Fabienne Presentey (à droite), membre de l’organisme Voix juives indépendantes Montréal, a participé à la manifestation d'appui à Elise Gravel le 11 février 2024 à Montréal.
Photo : Radio-Canada / Stella Dupuy
Cette polémique est survenue après que la Bibliothèque publique juive de Montréal eut retiré tous les livres d'Elise Gravel de ses étagères. Sur ses réseaux sociaux, l'auteure jeunesse utilise parfois ses dessins pour manifester son soutien au peuple palestinien de Gaza, ce qui lui a valu des accusations de propager des propos antisémites.
Toutefois, selon Mme Presentey, la décision de la Bibliothèque constitue un dérapage
.
Ça vient d'une peur. La critique d'Israël est vue comme une critique des Juifs. [La décision de la Bibliothèque] fait partie des accusations à tout-va d'antisémitisme.

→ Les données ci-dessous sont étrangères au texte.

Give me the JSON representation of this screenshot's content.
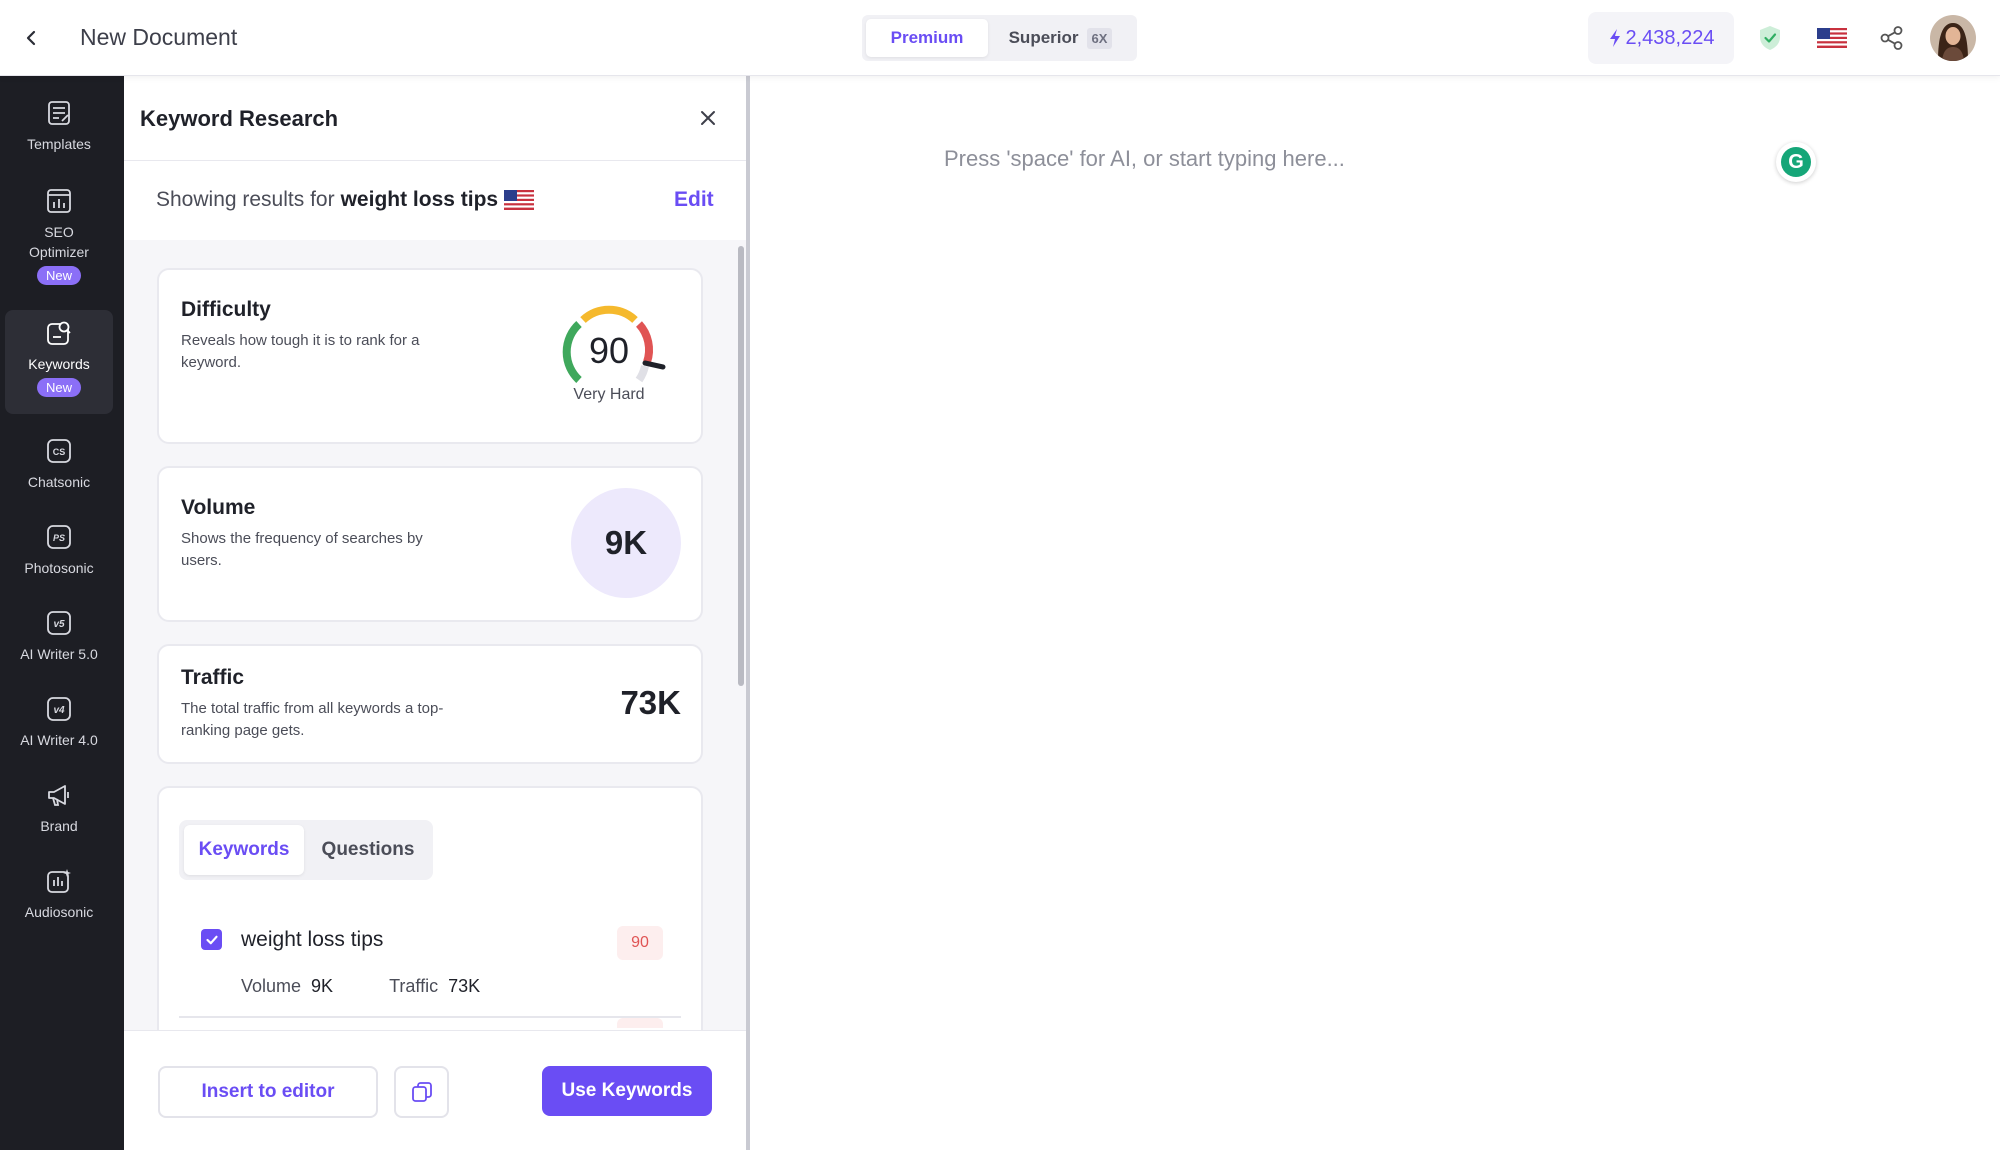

C'est dommageable pour la communauté juive, car [cela met en question notre capacité] à discerner ce qui est antisémite et ce qui ne l'est pas
, a poursuivi la militante.
Les manifestants s'opposaient au retrait des livres d'Elise Gravel des étagères de la Bibliothèque publique juive de Montréal.
Photo : Radio-Canada / Stella Dupuy
Ce n'est cependant pas la première fois que les œuvres d'Elise Gravel sont censurées. En 2023, son livre Pink, Blue and You!, qui traite d'orientation sexuelle et d'identité de genre, a été interdit dans certaines écoles aux États-Unis.
Plus récemment, toujours au sud de la frontière, la candidate au poste de secrétaire d'État du Missouri, Valentina Gomez, a brûlé au lance-flammes le livre Naked, traduction anglaise de Tout nu!, de l'auteure québécoise Myriam Daguzan Bernier. Il s'agit d'un dictionnaire sur la sexualité qui s'adresse aux jeunes et aux adolescents.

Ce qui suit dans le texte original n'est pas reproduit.